After four years the notion of an insurance fund was scrapped in favor of the present pay-as-you-go arrangement. Benefits paid to today's retirees come from payments made by today's workers. These payments are in the form of a payroll tax based on incomes up to a certain level. In 1937 the level was 3,000 dollars; 50 years later it had been raised to 42,000 dollars. The 1937 payroll tax was 1 percent for employers and employees. In 1987 the tax had risen to 5.7 percent for each.

Since 1935 the Social Security program has been considerably broadened. It was originally intended only to provide income to workers when they reached age 65. The amendments of 1939 included benefits to dependents and survivors of retired workers. These benefits are, strictly speaking, welfare payments because they do not depend on prior work experience. In 1972 another welfare program called Supplemental Security Income was added that provides a minimum income for the disabled and the aged.

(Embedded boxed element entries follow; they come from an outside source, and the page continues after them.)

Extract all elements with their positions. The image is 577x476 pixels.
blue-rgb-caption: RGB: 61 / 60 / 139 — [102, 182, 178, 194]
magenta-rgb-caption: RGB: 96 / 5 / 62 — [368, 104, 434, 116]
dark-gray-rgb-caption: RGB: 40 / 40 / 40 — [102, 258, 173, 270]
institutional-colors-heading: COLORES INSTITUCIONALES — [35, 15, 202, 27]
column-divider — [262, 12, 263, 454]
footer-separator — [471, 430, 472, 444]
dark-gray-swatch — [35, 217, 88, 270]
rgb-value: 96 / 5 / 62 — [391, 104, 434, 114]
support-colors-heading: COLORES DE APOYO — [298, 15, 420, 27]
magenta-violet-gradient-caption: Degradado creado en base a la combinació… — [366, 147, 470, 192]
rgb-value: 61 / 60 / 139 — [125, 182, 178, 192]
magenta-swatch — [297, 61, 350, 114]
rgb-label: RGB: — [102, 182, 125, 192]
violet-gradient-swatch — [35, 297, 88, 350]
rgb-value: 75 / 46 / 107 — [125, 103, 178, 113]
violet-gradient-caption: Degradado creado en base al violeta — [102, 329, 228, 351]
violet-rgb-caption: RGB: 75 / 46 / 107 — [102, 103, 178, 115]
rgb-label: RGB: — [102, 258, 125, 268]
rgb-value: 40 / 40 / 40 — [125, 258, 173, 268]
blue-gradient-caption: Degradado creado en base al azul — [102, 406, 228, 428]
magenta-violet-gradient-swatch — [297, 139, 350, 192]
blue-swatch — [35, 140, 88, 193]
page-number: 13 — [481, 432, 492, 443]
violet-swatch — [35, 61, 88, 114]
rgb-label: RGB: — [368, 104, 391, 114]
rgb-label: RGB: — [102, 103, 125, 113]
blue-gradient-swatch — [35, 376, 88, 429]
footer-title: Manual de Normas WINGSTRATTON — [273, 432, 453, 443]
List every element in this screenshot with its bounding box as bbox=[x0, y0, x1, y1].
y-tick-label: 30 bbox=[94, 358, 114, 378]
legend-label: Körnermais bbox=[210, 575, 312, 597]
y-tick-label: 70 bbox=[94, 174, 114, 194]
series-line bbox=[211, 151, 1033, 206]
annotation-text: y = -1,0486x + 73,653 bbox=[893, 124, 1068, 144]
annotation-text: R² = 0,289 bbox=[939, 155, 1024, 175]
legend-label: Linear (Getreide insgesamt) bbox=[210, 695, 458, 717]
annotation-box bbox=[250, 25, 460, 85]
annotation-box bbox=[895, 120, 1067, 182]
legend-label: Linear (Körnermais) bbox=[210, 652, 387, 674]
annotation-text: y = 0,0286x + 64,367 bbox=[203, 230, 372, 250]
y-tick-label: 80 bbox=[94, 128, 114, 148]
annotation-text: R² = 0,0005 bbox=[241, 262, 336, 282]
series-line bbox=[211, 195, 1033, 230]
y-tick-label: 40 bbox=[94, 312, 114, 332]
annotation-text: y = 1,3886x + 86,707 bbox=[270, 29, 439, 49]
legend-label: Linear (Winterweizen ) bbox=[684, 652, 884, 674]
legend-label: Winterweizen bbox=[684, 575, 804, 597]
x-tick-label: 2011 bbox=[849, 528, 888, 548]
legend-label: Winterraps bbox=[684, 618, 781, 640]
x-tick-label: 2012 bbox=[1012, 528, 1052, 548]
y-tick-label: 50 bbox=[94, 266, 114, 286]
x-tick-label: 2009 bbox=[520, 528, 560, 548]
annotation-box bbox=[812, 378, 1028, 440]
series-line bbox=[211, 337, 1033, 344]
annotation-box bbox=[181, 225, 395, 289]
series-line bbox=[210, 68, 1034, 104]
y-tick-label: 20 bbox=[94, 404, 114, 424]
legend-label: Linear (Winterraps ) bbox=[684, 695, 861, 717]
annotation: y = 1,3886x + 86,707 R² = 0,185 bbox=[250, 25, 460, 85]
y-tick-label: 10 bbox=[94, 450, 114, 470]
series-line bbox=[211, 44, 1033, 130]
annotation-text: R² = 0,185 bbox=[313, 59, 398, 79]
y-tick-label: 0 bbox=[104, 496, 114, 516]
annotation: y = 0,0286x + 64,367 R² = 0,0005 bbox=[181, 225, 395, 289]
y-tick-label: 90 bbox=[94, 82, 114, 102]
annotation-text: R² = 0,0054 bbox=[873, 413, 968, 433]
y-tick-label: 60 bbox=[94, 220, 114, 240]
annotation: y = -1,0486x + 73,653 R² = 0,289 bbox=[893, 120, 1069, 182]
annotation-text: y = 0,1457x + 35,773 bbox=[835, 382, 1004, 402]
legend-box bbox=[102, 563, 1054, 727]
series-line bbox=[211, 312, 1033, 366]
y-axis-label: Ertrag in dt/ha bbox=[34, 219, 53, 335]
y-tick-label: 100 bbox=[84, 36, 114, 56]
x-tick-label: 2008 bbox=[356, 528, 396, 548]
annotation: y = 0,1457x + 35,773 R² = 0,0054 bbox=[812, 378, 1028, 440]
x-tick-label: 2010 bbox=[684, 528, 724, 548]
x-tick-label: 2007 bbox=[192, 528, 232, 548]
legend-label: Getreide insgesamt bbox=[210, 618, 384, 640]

Social Security payments to retirees depend primarily on their work history. The government calculates a worker's average indexed monthly earnings (AIME), a figure that represents the average wages paid over most of a worker's career. There is a wage ceiling beyond which the average is not computed. AIME is then used in a formula to calculate a retiree's primary insurance amount, or how much the individual receives each month. The maximum monthly benefit allowed in 1987 was $788.20.

Workers may retire at age 62 and collect benefits, but there is a 20 percent reduction in the amount. For someone who delays retirement until age 66 or later, there is a slight increase in benefits. Someone who retires and receives benefits may also work for wages, but the amount earned is subject to an earnings test. If the earnings are too high, benefits are reduced.

Social Security amendments passed in 1983 provide for an increase in the retirement age by two months per year, beginning in 2005, until it reaches age 66 in 2009. From 2022 until 2027 the retirement age will increase gradually to 67. By then benefits for those who retire at 62 will be reduced by 30 percent.

Benefits have been increased over the years to reflect increases in the cost of living. Beginning in 1983 the annual cost-of-living adjustment (COLA) was postponed from July to January to save billions of dollars. COLAs, based on the consumer price index, were lowered in 1977 and 1983 because of changes in the way increases were calculated.

 

Other programs.

Unemployment insurance was also established in 1935. Although financed in great part by the federal government, each unemployment plan is operated by the different states. The length of a benefit period is 26 weeks in most states. Employers pay the entire cost of unemployment through a payroll tax. The Medicare program was enacted in 1965 and covers nearly the whole population above age 65. Because it is administered by the federal government, eligibility standards are the same in all states. The program has two parts: hospital insurance (HI) and supplemental medical insurance (SMI). HI covers 90 days in the hospital per year and up to 100 days of care in a nursing home. In cases of lengthy illnesses Medicare is of little help. SMI pays for physicians' fees and other medical services outside the hospital.

Medicare's HI is financed by a payroll tax on current workers. SMI is financed from general revenues. Those who receive benefits also must pay a deductible for each hospital stay as well as some portion of costs above the deductible. A catastrophic health insurance plan was enacted in 1988 for Medicare recipients and was financed by increases in premiums. Because Medicare does not pay for all medical expenses, most recipients also carry private group-insurance coverage.

Black lung, a form of pneumoconiosis, is a disease that afflicts mainly coal miners. Black-lung disability benefits were started by Congress in 1969. The program was originally managed by the Social Security Administration, but it was transferred to the Department of Labor in 1973. The benefits are financed by an excise tax on coal and by general tax revenues.